İnsanlar kendi çıkarı söz konusu olduğunda veya suçtan yırtmak için yalan söyledikçe barıştan söz edemeyiz.
Rekabetin en üst düzeyde olduğu modern hayatta barıştan söz etmek gerçekten zor görünüyor.
Yine de uyum, karşılıklı anlayış ve hoşgörü ortamı oluşturma anlamında barış için bir çaba gösterebiliriz. Bunun için insana ulvi bir amaç sunulmalıdır. Kişiler arasında da ülkeler arasında da sorunlar olacaktır. Bu sorunlar hakkaniyetle ve adalet çerçevesinde çözülebildiğinde barış ortamı sağlanabilir.
Adalet anlayışı kilit role sahiptir. Adaletin ortaya konulabilmesi için güçlünün hakimiyeti olmamalıdır.
İnsanın hata yapan bir varlık olduğu ortadadır. Hatasını kabul etmek ve cezaya razı olmak da adaletin tesis edilmesi için büyük öneme sahiptir. Adalete boyun eğmeyen ve cezasına rıza göstermeyenler yeni suçlar ve yeni sorunlar ortaya çıkartmaktadır.
Çatışma ve kavgaya ortam sağlayan diğer tüm kötülükler ortadan kaldırılmadıkça, erdem ve ahlaka verilen değer yaygınlaştırılmadıkça barış bir hayal olur.
Barış için mücadele ettiğini söyleyen kişi ve grupların bile kendi içlerinde sık sık anlaşmazlıklar ve fikir ayrılıkları yaşaması mümkündür.
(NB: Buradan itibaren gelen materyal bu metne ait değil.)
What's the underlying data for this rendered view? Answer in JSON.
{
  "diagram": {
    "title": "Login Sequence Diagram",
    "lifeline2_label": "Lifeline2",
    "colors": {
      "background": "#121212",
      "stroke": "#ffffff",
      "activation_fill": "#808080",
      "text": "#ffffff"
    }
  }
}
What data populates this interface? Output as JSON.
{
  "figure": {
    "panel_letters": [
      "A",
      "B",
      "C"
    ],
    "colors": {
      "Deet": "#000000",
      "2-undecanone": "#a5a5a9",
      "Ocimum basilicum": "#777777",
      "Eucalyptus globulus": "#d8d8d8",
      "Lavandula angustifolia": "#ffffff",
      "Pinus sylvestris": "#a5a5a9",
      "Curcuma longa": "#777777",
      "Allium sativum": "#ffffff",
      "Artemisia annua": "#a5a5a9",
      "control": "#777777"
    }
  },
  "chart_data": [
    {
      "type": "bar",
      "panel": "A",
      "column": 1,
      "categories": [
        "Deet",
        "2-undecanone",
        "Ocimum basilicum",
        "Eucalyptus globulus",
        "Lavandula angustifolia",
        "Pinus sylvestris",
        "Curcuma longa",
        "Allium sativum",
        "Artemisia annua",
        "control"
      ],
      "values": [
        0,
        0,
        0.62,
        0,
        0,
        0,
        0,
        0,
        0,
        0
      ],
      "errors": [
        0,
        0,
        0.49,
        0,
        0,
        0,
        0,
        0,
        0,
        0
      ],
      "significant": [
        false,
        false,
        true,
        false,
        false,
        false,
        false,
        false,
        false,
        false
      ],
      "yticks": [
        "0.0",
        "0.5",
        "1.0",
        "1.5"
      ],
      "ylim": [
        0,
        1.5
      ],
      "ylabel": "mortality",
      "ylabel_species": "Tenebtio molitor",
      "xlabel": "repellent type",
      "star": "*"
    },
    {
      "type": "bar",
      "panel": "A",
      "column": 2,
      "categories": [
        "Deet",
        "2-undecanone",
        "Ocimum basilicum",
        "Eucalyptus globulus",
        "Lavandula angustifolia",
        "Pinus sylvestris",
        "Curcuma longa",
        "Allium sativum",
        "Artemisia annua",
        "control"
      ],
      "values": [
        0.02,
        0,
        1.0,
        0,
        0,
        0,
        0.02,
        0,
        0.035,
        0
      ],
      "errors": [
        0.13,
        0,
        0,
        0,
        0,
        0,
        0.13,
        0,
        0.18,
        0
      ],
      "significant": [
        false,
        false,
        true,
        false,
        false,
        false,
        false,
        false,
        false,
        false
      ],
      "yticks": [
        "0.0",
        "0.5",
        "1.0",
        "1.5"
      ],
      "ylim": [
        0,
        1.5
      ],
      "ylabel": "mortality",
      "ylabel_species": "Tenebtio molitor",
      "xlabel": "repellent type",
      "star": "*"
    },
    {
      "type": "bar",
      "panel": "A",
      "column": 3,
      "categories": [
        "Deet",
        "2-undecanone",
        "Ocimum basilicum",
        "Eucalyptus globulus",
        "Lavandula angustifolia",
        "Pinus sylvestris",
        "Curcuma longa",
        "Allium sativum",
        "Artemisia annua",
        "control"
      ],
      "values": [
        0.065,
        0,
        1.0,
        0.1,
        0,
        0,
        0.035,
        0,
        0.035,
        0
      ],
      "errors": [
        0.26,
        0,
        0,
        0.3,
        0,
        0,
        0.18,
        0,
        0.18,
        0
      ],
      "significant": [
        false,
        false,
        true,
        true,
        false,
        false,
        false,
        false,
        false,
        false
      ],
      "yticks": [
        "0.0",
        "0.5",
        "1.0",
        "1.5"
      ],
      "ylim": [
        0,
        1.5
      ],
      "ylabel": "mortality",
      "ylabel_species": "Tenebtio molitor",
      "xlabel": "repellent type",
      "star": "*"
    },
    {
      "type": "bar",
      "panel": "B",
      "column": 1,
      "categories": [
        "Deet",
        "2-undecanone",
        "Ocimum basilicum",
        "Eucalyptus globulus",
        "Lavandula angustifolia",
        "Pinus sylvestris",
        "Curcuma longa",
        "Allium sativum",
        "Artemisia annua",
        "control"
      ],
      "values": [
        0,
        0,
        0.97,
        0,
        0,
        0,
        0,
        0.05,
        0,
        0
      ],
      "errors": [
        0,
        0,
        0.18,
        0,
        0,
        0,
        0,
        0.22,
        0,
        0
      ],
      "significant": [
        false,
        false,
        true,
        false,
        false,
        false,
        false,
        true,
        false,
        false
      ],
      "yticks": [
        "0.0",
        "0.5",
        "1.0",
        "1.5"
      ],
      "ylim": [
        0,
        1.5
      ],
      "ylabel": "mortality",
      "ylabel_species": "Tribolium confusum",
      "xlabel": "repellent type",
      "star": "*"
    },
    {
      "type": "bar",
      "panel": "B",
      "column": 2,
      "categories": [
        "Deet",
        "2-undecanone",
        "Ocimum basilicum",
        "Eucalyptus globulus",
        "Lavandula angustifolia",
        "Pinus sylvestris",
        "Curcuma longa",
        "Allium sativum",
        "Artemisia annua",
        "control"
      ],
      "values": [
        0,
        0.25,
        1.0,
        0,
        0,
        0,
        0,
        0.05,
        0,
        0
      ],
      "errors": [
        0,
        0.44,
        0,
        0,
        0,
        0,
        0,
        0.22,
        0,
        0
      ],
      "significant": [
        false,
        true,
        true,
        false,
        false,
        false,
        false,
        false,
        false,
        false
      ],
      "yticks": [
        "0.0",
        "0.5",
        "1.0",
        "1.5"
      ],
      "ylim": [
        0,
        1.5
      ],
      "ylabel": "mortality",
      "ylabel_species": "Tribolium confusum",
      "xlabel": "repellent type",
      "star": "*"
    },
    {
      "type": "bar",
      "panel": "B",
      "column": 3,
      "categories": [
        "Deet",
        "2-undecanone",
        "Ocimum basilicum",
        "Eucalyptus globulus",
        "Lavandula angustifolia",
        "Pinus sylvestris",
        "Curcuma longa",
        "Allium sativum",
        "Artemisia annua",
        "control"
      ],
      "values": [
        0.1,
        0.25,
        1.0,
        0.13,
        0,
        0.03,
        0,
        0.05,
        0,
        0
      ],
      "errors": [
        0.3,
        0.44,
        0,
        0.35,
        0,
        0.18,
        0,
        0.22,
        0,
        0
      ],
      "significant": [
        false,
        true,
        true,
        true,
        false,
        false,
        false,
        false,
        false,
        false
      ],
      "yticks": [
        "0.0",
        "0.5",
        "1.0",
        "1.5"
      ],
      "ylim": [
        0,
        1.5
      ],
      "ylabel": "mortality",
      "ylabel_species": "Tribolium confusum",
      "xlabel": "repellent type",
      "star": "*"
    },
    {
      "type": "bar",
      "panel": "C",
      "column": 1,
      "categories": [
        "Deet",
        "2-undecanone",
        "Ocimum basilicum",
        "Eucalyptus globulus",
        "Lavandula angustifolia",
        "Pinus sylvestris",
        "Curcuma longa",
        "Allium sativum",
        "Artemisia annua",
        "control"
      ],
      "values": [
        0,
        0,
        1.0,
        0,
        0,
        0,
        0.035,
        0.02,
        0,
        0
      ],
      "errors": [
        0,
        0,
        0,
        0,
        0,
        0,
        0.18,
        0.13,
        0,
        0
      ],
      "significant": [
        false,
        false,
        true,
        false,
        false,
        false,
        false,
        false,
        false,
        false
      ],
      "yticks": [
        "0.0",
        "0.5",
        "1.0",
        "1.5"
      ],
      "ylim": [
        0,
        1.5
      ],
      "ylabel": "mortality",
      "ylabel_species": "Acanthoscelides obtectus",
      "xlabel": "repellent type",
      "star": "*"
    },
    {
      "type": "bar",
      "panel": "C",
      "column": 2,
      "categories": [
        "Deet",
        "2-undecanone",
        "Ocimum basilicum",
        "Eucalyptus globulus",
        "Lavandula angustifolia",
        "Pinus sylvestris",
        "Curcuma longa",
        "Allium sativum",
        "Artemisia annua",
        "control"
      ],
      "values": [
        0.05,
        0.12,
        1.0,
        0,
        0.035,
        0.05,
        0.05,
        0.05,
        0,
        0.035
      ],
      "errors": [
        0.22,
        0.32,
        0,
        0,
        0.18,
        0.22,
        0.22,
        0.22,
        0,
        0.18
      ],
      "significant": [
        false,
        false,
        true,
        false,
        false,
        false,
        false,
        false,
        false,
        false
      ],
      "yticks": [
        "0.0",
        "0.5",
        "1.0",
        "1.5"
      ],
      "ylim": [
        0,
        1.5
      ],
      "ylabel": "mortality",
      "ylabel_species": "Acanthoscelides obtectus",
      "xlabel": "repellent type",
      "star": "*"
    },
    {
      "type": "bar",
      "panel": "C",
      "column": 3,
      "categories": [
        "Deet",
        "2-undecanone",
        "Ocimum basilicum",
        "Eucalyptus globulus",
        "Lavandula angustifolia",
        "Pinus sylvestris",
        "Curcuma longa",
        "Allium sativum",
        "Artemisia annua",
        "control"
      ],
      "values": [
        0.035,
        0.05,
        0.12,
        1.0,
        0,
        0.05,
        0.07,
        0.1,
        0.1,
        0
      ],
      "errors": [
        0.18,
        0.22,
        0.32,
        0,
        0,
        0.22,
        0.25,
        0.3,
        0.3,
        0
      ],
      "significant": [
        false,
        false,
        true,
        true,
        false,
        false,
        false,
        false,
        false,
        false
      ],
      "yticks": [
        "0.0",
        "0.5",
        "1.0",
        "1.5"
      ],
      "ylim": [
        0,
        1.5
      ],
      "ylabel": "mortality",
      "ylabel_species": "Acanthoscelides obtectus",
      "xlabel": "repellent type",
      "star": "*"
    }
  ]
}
O halde barış hayali sadece bir ütopyadan mı ibarettir?
Bilgi toplumunda bilginin üretilmesi ve yayılması kolaylaştıkça çatışma ve barışla ilgili konular da gittikçe karmaşık bir hal alıyor. Manipülatif haberlerin hızlı bir şekilde yayılması, iftiraların çok kolay sahte delillerle delillendirilmesi fitne ihtimallerini arttırıyor. Bir taraftan güven ortadan kalkarken söz konusu manipülasyonların ve yanlış bilgi yayma çalışmalarının sadece bireysel değil, devletler ölçeğinde de yapılıyor olması, istihbarat örgütlerinin bunu bir taktik olarak kullanması zemini kaypak hale getiriyor.
Barış için önce ahlak ve maneviyata önem vermekten başka çıkar yol yoktur.